Date(s) - 12/07/2021
3:00 pm - 4:00 pm
Jennifer Rupp, Ph.D.
Department of Material Science and Engineering
Department of Electrical Engineering and Computer Science
Massachusetts Institute of Technology
Dr. Jennifer Rupp is the Thomas Lord Associate Professor of Electrochemical Materials at the Department of Materials Science and Engineering, and Associate Professor at the Department of Electrical Engineering and Computer Science at MIT. Prior she was a non-tenure track assistant professor at ETH Zurich Switzerland where she held two prestigious externally funded career grants, namely an ERC Starting Grant (SNSF) and Swiss National Science Foundation (SNF) professorship.
She previously was affiliated as a visiting and senior scientist at MIT (2012-2011), the National Institute of Materials Science (NIMS) in Tsukuba, Japan (2011), and was working as a postdoc at ETH Zurich (2010-2006). Rupp team`s current research interests are on processing of ceramic and glass materials, solid state material design and tuning of structure-property relations for novel energy and information devices and operation schemes. This ranges from alternative energy storage via solid state batteries, solar-to-synthetic fuel conversion or novel types of neuromorphic memories and computing logic entities for data storage and transfer beyond transistors and new sensing functions to track chemicals in the environment. Here, her team goes the whole way from material design, novel processing techniques to make ceramics, cermets or glassy-type ceramic structures up to novel device prototypes, their operation and characteristics.
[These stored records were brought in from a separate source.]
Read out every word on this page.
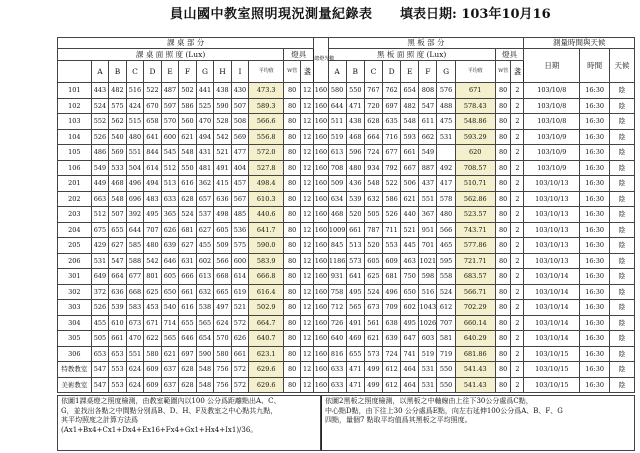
員山國中教室照明現況測量紀錄表 填表日期: 103年10月16
課 桌 部 分													總燈光數	黑 板 部 分										測量時間與天候		
課 桌 面 照 度 (Lux)											燈具			黑 板 面 照 度 (Lux)								燈具		日期	時間	天候
	A	B	C	D	E	F	G	H	I	平均值	W管	盞		A	B	C	D	E	F	G	平均值	W管	盞			
101	443	482	516	522	487	502	441	438	430	473.3	80	12	160	580	550	767	762	654	808	576	671	80	2	103/10/8	16:30	陰
102	524	575	424	670	597	586	525	590	507	589.3	80	12	160	644	471	720	697	482	547	488	578.43	80	2	103/10/8	16:30	陰
103	552	562	515	658	570	560	470	528	508	566.6	80	12	160	511	438	628	635	548	611	475	548.86	80	2	103/10/8	16:30	陰
104	526	540	480	641	600	621	494	542	569	556.8	80	12	160	519	468	664	716	593	662	531	593.29	80	2	103/10/9	16:30	陰
105	486	569	551	844	545	548	431	521	477	572.0	80	12	160	613	596	724	677	661	549		620	80	2	103/10/9	16:30	陰
106	549	533	504	614	512	550	481	491	404	527.8	80	12	160	708	480	934	792	667	887	492	708.57	80	2	103/10/9	16:30	陰
201	449	468	496	494	513	616	362	415	457	498.4	80	12	160	509	436	548	522	506	437	417	510.71	80	2	103/10/13	16:30	陰
202	663	548	696	483	633	628	657	636	567	610.3	80	12	160	634	539	632	586	621	551	578	562.86	80	2	103/10/13	16:30	陰
203	512	507	392	495	365	524	537	498	485	440.6	80	12	160	468	520	505	526	440	367	480	523.57	80	2	103/10/13	16:30	陰
204	675	655	644	707	626	681	627	605	536	641.7	80	12	160	1009	661	787	711	521	951	566	743.71	80	2	103/10/13	16:30	陰
205	429	627	585	480	639	627	455	509	575	590.0	80	12	160	845	513	520	553	445	701	465	577.86	80	2	103/10/13	16:30	陰
206	531	547	588	542	646	631	602	566	600	583.9	80	12	160	1186	573	605	609	463	1021	595	721.71	80	2	103/10/13	16:30	陰
301	649	664	677	801	605	666	613	668	614	666.8	80	12	160	931	641	625	681	750	598	558	683.57	80	2	103/10/14	16:30	陰
302	372	636	668	625	650	661	632	665	619	616.4	80	12	160	758	495	524	496	650	516	524	566.71	80	2	103/10/14	16:30	陰
303	526	539	583	453	540	616	538	497	521	502.9	80	12	160	712	565	673	709	602	1043	612	702.29	80	2	103/10/14	16:30	陰
304	455	610	673	671	714	655	565	624	572	664.7	80	12	160	726	491	561	638	495	1026	707	660.14	80	2	103/10/14	16:30	陰
305	505	661	470	622	565	646	654	570	626	640.7	80	12	160	640	469	621	639	647	603	581	640.29	80	2	103/10/14	16:30	陰
306	653	653	551	580	621	697	590	580	661	623.1	80	12	160	816	655	573	724	741	519	719	681.86	80	2	103/10/15	16:30	陰
特教教室	547	553	624	609	637	628	548	756	572	629.6	80	12	160	633	471	499	612	464	531	550	541.43	80	2	103/10/15	16:30	陰
美術教室	547	553	624	609	637	628	548	756	572	629.6	80	12	160	633	471	499	612	464	531	550	541.43	80	2	103/10/15	16:30	陰
依圖1課桌燈之照度檢測，由教室範圍內以100 公分爲距離點出A、C、
G，並找出各點之中間點分別爲B、D、H、F及教室之中心點共九點，
其平均照度之計算方法爲
(Ax1+Bx4+Cx1+Dx4+Ex16+Fx4+Gx1+Hx4+Ix1)/36。
依圖2黑板之照度檢測，以黑板之中軸線由上往下30公分處爲C點，
中心點D點，由下往上30 公分處爲E點，向左右延伸100公分爲A、B、F、G
四點，量個7 點取平均值爲其黑板之平均照度。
She has published more than 110 papers, holds 19 patents, and, being a frequent speaker and panel member of the World Economic Forum, enjoys discussing material tech trends on the theme of energy with the public, economists and policy makers. Rupp also enjoys engaging with companies all around the world through both consultancy and collaborations focused either on material processing business or electrochemical device & product engineering (e.g. battery, oil & fuel processing, sensing, electronic companies). Currently, she holds a position as associate editor at Journal of Materials Chemistry A and is also on the advisory board member for Advanced Functional Materials and Advanced Materials Interfaces.
Rupp and team received several honors and awards such as the Displaying Future Award by the company Merck KGaA 2018 for a glucose converting fuel cell chip, BASF and Volkswagen Science Award 2017 for battery research, “Top 40 international scientist under the age of 40” by World Economic Forum 2015, Spark Award for the most innovative and economically important invention of the year 2014 at ETH Zurich, Kepler award “new materials in energy technology” by the European Academy of Science 2012 or Young Scientist Award by the Solid State Ionic Society. In 2021, Rupp was invited to become a Fellow of the Royal Society of Chemistry (FRSC). She gave keynote lectures at Royal Society UK 2018, Nature Energy conference 2016, Gordon Research lecture 2014 and many others, also she presented on battery and energy technologies at the World Economic Forum 2017.
The next generation of energy storage may largely benefit from fast Li+ ceramic electrolyte conductors to allow for safe and efficient batteries. With recent discoveries in thin-film processing solid-state lithium-ion conductors, such as Li-garnets and LIPON or LiSICON-based solids, have been recently considered as candidate materials not only for next-generation solid-state batteries but also for neuromorphic computing via memristors owing to the fast ionic transport in the solid-state electrolyte.
In the first part of this talk, we review current needs and challenges in the field of solid-state batteries. We underline the advantages of various Li solid-state conductor materials and reflect on opportunities of thin-film processing, being a requirement to define precisely the Lithium stoichiometries and related electronic state changes for transition metal ions, miniaturize the device, and reach high energy/information densities for energy storage, computation, and sensing.
In the second part, we focus on Li-film processing and controlling Lithium stoichiometries to reach fast conductive phases for Li garnets and Li titanates as solid-state battery components, and memristive neuromorphic computing units. Insights on structure-phase-transport interaction and implications on performances will be exemplified for energy storage aiming high energy densities, and modulations of synaptic artificial weights through lithium-induced metal-to-insulator transitions in lithium titanate memristors.